1
votes

I'm trying to make an SMS SPAM classifier using the WEKA library. I have a CSV file with "label" and "text" headings. When I use the code below, it creates an ARFF file with two attributes:

@attribute label {ham,spam}
@attribute text {'Go until jurong point','Ok lar...', etc.}

Currently, it seems that the text attribute is formatted as a nominal attribute with each message's text as a value. But I need the text attribute to be a String attribute, not a list of all of the text from all instances. Having the text attribute as a String will allow me to use the StringToWordVector filter for training a classifier.

// load CSV
CSVLoader loader = new CSVLoader();
loader.setSource(new File(args[0]));
Instances data = loader.getDataSet();

// save ARFF
ArffSaver saver = new ArffSaver();
saver.setInstances(data);
saver.setFile(new File(args[1]));
saver.setDestination(new File(args[1]));
saver.writeBatch();

I know I can create a String attribute like this:

Attribute tmp = new Attribute("tmp", (FastVector) null);

But I don't know how to replace the current attribute, or set the attribute type before reading in the CSV.

I tried inserting a new String attribute and deleting the current nominal attribute, but this deletes all of the SMS text along with it.

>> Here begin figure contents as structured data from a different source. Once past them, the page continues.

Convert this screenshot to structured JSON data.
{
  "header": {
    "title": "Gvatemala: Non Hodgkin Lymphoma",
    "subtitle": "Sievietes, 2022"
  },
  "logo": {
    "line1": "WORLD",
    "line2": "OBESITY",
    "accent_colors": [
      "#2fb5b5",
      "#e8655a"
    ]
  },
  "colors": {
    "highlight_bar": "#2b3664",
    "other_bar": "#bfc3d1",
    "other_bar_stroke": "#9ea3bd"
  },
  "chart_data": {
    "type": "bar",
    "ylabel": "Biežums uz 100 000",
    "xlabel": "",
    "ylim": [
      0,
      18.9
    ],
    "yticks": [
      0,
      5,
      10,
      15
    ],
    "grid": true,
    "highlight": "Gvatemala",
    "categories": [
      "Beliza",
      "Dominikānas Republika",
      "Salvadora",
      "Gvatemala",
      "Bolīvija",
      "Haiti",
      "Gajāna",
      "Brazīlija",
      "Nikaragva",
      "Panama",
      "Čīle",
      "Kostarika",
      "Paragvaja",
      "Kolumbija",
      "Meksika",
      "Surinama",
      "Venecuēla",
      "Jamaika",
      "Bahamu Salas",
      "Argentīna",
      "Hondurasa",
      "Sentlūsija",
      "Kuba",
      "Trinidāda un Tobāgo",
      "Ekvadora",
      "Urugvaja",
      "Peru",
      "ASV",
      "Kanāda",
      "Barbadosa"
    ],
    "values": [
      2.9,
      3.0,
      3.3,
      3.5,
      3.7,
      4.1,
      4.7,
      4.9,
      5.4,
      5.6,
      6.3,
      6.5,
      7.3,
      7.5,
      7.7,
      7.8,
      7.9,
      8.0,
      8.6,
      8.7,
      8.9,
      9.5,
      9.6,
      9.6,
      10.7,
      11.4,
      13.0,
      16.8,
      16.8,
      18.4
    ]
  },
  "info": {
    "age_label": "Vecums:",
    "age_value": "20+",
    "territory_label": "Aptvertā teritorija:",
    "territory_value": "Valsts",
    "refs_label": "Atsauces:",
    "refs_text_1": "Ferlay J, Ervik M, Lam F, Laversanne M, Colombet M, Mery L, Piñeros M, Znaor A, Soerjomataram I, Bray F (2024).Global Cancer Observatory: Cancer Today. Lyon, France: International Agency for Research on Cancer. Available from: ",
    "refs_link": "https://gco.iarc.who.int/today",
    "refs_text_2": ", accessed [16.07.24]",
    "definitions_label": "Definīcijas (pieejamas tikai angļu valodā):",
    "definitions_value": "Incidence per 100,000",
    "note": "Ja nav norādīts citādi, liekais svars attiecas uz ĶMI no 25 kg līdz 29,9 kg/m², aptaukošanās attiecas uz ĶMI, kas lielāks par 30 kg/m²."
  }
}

I also tried using renameAttributeValue, but this doesn't seem to work for changing the attribute type.

EDIT: I suspect that this NominalToString filter will do the job, but I'm not sure how to use it.

Any suggestions would be much appreciated. Thanks!

1

1 Answers

8
votes

This did the trick. It changed the text attribute type, but not the label attribute type (though I'm not sure why it did one but not the other).

NominalToString filter1 = new NominalToString();
filter1.setInputFormat(data);
data = Filter.useFilter(data, filter1);

There's a small tip here

By default, non-numerical attributes get imported as NOMINAL attributes, which is not necessarily desired for textual data, especially if one wants to use the StringToWordVector filter. In order to change the attribute to STRING, one can run the NominalToString filter (package weka.filters.unsupervised.attribute) on the data, specifying the attribute index or range of indices that should be converted (NB: this filter does not exclude the class attribute from conversion!).